La Royal Navy, maîtresse des mers

La Marine royale britannique patrouille la côte ouest

Justice imposée par la bouche des canons

Une canonnière de la Royal Navy ouvre le feu contre des pirates en Colombie-Britannique durant les années 1860

Légende: Une canonnière de la Royal Navy ouvre le feu contre des pirates en Colombie-Britannique durant les années 1860

Divers autres incidents semblables se produisent au cours des années suivantes. Par exemple, en 1863, un mousse est tué à bord du HMS Forward pendant une fusillade. Mais c'est en août 1864 que survient un incident majeur, lorsque des pirates amérindiens montent à l'abordage d'un petit navire marchand, le Kingfisher, tuent son équipage, pillent puis incendient le bâtiment.

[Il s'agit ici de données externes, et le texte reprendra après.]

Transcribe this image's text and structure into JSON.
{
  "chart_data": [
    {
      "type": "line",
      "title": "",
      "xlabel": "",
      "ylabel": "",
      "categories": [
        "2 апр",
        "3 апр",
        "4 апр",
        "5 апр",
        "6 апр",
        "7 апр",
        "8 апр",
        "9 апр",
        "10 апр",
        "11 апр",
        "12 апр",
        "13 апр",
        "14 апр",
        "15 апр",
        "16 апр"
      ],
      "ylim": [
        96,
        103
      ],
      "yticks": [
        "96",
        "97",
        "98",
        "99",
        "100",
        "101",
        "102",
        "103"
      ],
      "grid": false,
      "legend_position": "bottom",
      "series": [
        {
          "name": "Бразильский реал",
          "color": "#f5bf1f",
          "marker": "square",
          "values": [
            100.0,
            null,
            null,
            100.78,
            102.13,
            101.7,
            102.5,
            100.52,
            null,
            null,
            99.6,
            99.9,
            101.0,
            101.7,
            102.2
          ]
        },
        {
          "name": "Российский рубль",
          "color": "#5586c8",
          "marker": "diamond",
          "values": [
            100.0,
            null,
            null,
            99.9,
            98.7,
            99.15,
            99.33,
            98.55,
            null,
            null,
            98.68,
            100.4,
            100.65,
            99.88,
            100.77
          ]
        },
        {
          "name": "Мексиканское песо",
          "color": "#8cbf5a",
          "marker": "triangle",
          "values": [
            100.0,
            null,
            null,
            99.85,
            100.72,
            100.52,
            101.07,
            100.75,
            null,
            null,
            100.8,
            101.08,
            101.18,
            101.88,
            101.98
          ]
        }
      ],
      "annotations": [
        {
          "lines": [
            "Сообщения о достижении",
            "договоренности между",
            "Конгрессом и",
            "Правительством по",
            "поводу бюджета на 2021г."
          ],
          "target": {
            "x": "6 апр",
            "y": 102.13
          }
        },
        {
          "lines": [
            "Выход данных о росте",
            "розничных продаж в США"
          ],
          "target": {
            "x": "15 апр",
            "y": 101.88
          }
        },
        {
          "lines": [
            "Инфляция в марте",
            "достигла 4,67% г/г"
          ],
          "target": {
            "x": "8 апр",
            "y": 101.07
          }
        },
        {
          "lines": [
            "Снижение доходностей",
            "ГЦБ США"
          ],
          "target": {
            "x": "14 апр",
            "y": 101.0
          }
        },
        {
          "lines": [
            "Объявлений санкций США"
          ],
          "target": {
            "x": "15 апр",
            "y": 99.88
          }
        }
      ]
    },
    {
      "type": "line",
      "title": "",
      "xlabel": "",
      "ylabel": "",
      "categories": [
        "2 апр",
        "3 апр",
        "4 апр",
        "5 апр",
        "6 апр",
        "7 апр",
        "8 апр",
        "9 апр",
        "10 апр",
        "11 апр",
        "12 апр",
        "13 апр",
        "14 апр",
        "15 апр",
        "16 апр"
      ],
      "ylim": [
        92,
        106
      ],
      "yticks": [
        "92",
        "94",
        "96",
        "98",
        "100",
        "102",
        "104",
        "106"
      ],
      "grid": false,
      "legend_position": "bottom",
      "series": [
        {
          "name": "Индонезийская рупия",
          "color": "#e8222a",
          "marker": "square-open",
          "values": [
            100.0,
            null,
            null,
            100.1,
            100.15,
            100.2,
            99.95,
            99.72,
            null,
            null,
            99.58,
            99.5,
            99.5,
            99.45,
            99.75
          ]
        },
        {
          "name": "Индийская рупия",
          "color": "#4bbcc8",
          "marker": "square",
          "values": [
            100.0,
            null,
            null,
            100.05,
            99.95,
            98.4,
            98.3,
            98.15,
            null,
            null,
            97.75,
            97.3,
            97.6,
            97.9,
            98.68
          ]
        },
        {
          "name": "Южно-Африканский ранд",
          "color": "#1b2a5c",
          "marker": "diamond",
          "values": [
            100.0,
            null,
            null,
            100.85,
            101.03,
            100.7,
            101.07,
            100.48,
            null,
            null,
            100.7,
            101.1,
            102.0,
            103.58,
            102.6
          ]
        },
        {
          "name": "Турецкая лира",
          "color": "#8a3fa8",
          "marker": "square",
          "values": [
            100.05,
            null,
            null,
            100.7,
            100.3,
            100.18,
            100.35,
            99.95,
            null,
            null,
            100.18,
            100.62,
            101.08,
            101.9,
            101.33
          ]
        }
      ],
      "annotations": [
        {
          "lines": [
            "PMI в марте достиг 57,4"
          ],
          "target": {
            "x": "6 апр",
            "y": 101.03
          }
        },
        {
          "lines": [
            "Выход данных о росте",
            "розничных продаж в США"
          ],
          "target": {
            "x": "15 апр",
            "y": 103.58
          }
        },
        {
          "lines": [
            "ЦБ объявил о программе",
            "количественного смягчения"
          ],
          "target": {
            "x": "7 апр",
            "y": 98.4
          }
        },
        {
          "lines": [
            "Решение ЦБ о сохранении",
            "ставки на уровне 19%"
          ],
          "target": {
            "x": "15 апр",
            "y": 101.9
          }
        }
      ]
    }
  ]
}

Devant la gravité du méfait, le gouverneur demande à la Royal Navy d'intervenir. Toutefois, quand le HMS Devastation, petit navire à vapeur armé de 6 canons, arrive dans les parages, il trouve des centaines d'autochtones en armes et décide d'attendre des renforts dans la baie de Clayoquot, à environ 50 km au sud de Nootka. Le soir du 2 octobre, la frégate à hélice HMS Sutlej arrive à son tour, conduite par l'amiral Joseph Denman, commandant de l'escadre du Pacifique et vétéran de la chasse aux navires négriers et pirates des côtes africaines. Le lendemain, les deux navires de guerre se présentent devant le village de Marktosis à la recherche de Chapchah, chef présumé des pirates. Mais l'endroit est abandonné, les pirates s'étant réfugiés dans le voisinage.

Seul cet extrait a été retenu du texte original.